Relóticos: cuentos pequeños para gente grande IV

De parte de San Valentín y otros diablillos


Pequeños pecados cotidianos 

Cuando voy en metro necesito leer algo. Es fundamental. No soporto estar allí en medio de todo el mundo sin saber dónde mirar. Salgo de casa, paso por el kiosco, compro una revista, bajo las escaleras, meto el billete, lo recojo, bajo más escaleras y ya en el andén las fotos de la revista me protegen. Siempre comienzo por las fotos. Llega el metro, entro en el primer vagón, me pongo frente a las puertas, pasan las paradas, acabo mi revista. Las puertas se abren, subo por una escalera mecánica, dos. Al regreso es más o menos lo mismo. No hay dudas.

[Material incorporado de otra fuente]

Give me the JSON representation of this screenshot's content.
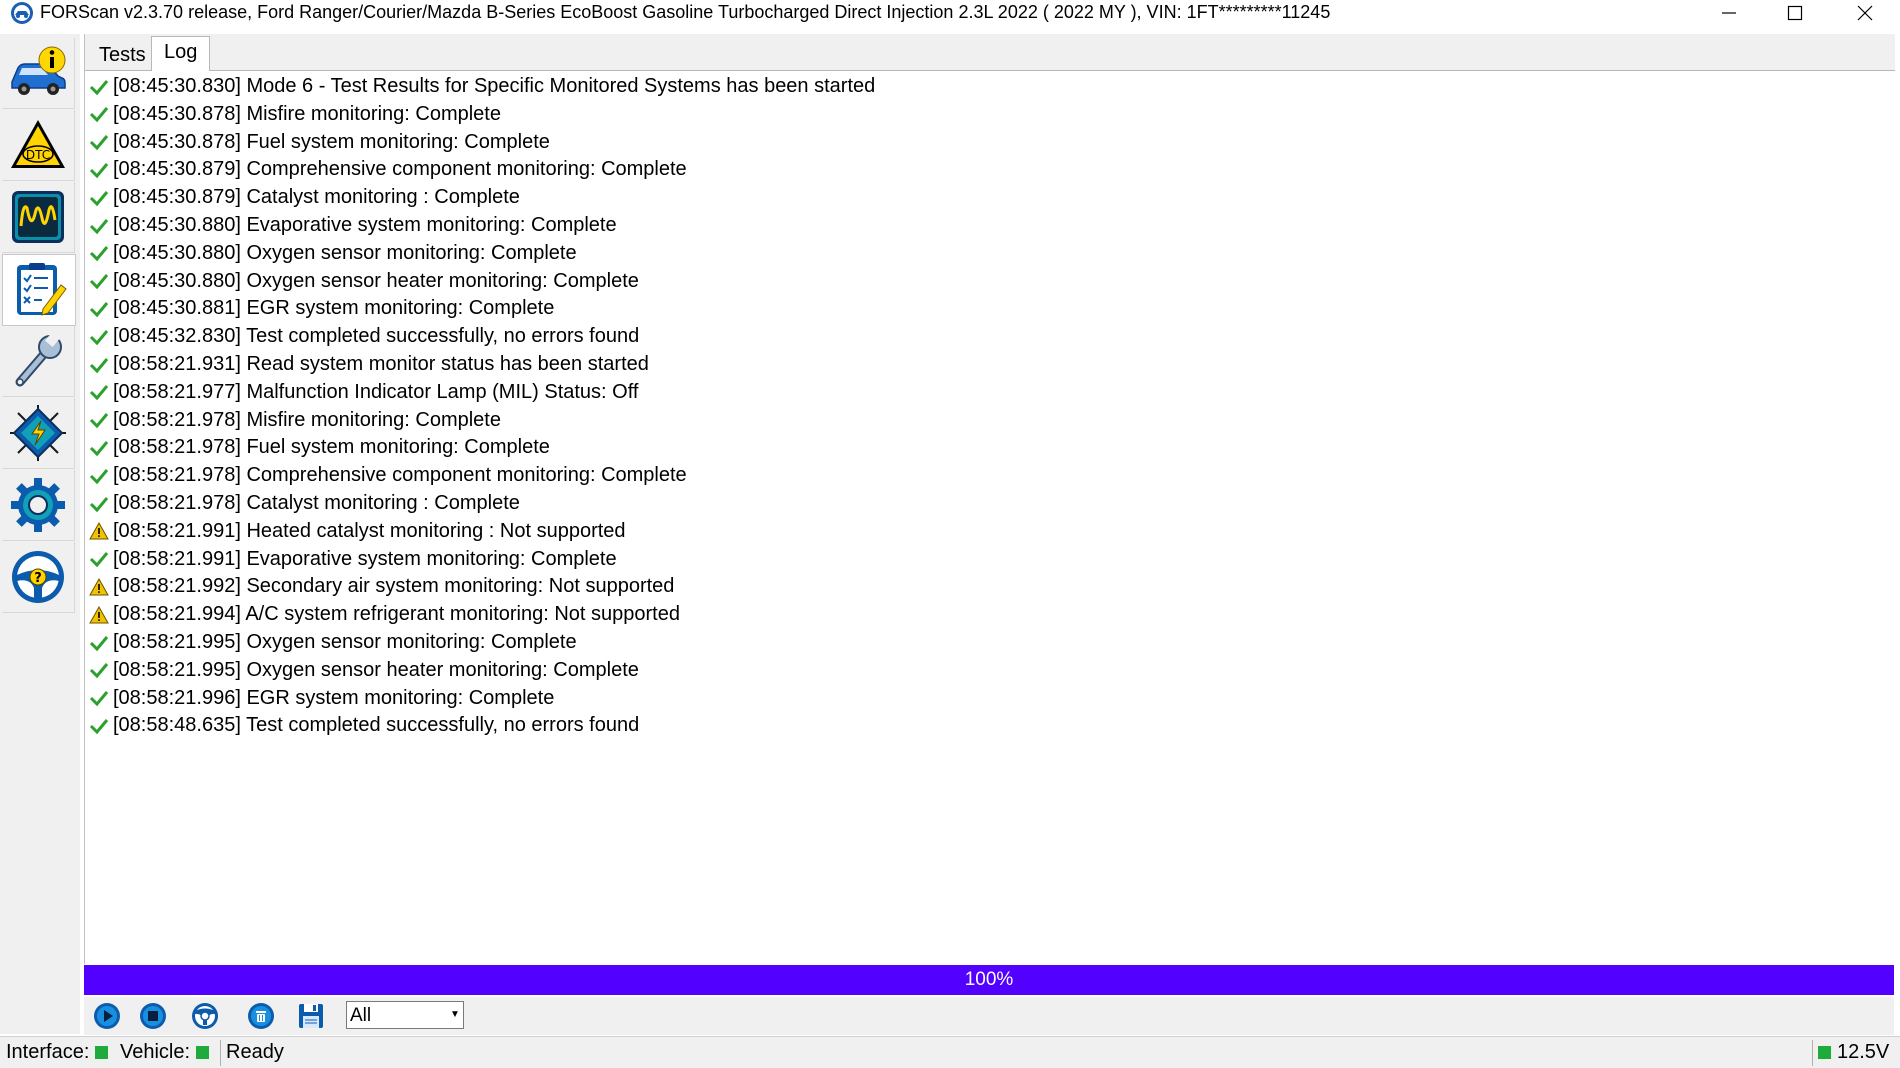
{
  "window": {
    "title": "FORScan v2.3.70 release, Ford Ranger/Courier/Mazda B-Series EcoBoost Gasoline Turbocharged Direct Injection 2.3L 2022 ( 2022 MY ), VIN: 1FT*********11245"
  },
  "sidebar": {
    "items": [
      {
        "name": "vehicle-info",
        "icon": "car-info-icon"
      },
      {
        "name": "dtc",
        "icon": "dtc-warning-icon",
        "label": "DTC"
      },
      {
        "name": "oscilloscope",
        "icon": "waveform-icon"
      },
      {
        "name": "tests",
        "icon": "checklist-icon",
        "active": true
      },
      {
        "name": "service",
        "icon": "wrench-icon"
      },
      {
        "name": "configuration",
        "icon": "chip-icon"
      },
      {
        "name": "settings",
        "icon": "gear-icon"
      },
      {
        "name": "help",
        "icon": "help-wheel-icon"
      }
    ]
  },
  "tabs": {
    "tests": "Tests",
    "log": "Log",
    "active": "log"
  },
  "log": [
    {
      "status": "ok",
      "text": "[08:45:30.830] Mode 6 - Test Results for Specific Monitored Systems has been started"
    },
    {
      "status": "ok",
      "text": "[08:45:30.878] Misfire monitoring: Complete"
    },
    {
      "status": "ok",
      "text": "[08:45:30.878] Fuel system monitoring: Complete"
    },
    {
      "status": "ok",
      "text": "[08:45:30.879] Comprehensive component monitoring: Complete"
    },
    {
      "status": "ok",
      "text": "[08:45:30.879] Catalyst monitoring : Complete"
    },
    {
      "status": "ok",
      "text": "[08:45:30.880] Evaporative system monitoring: Complete"
    },
    {
      "status": "ok",
      "text": "[08:45:30.880] Oxygen sensor monitoring: Complete"
    },
    {
      "status": "ok",
      "text": "[08:45:30.880] Oxygen sensor heater monitoring: Complete"
    },
    {
      "status": "ok",
      "text": "[08:45:30.881] EGR system monitoring: Complete"
    },
    {
      "status": "ok",
      "text": "[08:45:32.830] Test completed successfully, no errors found"
    },
    {
      "status": "ok",
      "text": "[08:58:21.931] Read system monitor status has been started"
    },
    {
      "status": "ok",
      "text": "[08:58:21.977] Malfunction Indicator Lamp (MIL) Status: Off"
    },
    {
      "status": "ok",
      "text": "[08:58:21.978] Misfire monitoring: Complete"
    },
    {
      "status": "ok",
      "text": "[08:58:21.978] Fuel system monitoring: Complete"
    },
    {
      "status": "ok",
      "text": "[08:58:21.978] Comprehensive component monitoring: Complete"
    },
    {
      "status": "ok",
      "text": "[08:58:21.978] Catalyst monitoring : Complete"
    },
    {
      "status": "warn",
      "text": "[08:58:21.991] Heated catalyst monitoring : Not supported"
    },
    {
      "status": "ok",
      "text": "[08:58:21.991] Evaporative system monitoring: Complete"
    },
    {
      "status": "warn",
      "text": "[08:58:21.992] Secondary air system monitoring: Not supported"
    },
    {
      "status": "warn",
      "text": "[08:58:21.994] A/C system refrigerant monitoring: Not supported"
    },
    {
      "status": "ok",
      "text": "[08:58:21.995] Oxygen sensor monitoring: Complete"
    },
    {
      "status": "ok",
      "text": "[08:58:21.995] Oxygen sensor heater monitoring: Complete"
    },
    {
      "status": "ok",
      "text": "[08:58:21.996] EGR system monitoring: Complete"
    },
    {
      "status": "ok",
      "text": "[08:58:48.635] Test completed successfully, no errors found"
    }
  ],
  "progress": {
    "value": 1.0,
    "label": "100%",
    "color": "#5200ff"
  },
  "toolbar": {
    "buttons": [
      {
        "name": "start",
        "icon": "play-icon"
      },
      {
        "name": "stop",
        "icon": "stop-icon"
      },
      {
        "name": "help",
        "icon": "lifebuoy-icon"
      },
      {
        "name": "clear",
        "icon": "trash-icon"
      },
      {
        "name": "save",
        "icon": "floppy-disk-icon"
      }
    ],
    "filter": {
      "selected": "All"
    }
  },
  "status": {
    "interface_label": "Interface:",
    "vehicle_label": "Vehicle:",
    "state": "Ready",
    "voltage": "12.5V",
    "led_color": "#1faa3c"
  },
  "colors": {
    "ok": "#2ca02c",
    "warn": "#f2c200"
  }
}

Hoy he salido un poquito tarde por acabar de pintarme las uñas, no encontraba la laca rojo diamante que combina con mis sandalias. He tenido que subirme al último vagón. Repleto, menos mal que el aire acondicionado funcionaba perfectamente, incluso hacía un poco de frío. Abrí mi revista como buenamente pude. 

Estaba concentrada. Sin darme cuenta empecé a notar la presión que la persona de enfrente provocaba sobre su lomo. Era un imperceptible movimiento de ligera, aunque firme, compresión. Mi revista es de formato pequeño y podía sentir los bordes de las páginas que se movían sobre mis pechos. No creo que la persona de delante se diera cuenta cómo... en fin, que los notara.

Disimuladamente mordí mi labio inferior que saltó cuando pasé página. La tensión fue aumentando siempre lenta. Nuestras respiraciones acompañaban el ritmo de las páginas que se abandonaban. Mis labios se entreabrieron, el aire entraba y salía de mi boca con insistencia, apenas sin ruido. Yo no miraba. Tragaba saliva. Me mojaba los labios. Estábamos al final del vagón. Apoyé bien las caderas sobre la pared metálica. No podía moverme más que unos milímetros. Mis nalgas se contraían contra el acero helado, un escalofrío  recorrió todo mi cuerpo.

 Las yemas de mis dedos se sostenían a las esquinas de la revista, sentía mis brazos tensos, los dedos de los pies agarrándose al suelo, los talones subían por sí solos como contrapeso, mis muslos como un puño. Inspiré sin que se notara. El tirante de mi top se deslizaba, se caía casi en silencio en  una caricia premeditada.

Me habría sentido desnuda si no fuera porque la revista estaba pegada a mis pechos.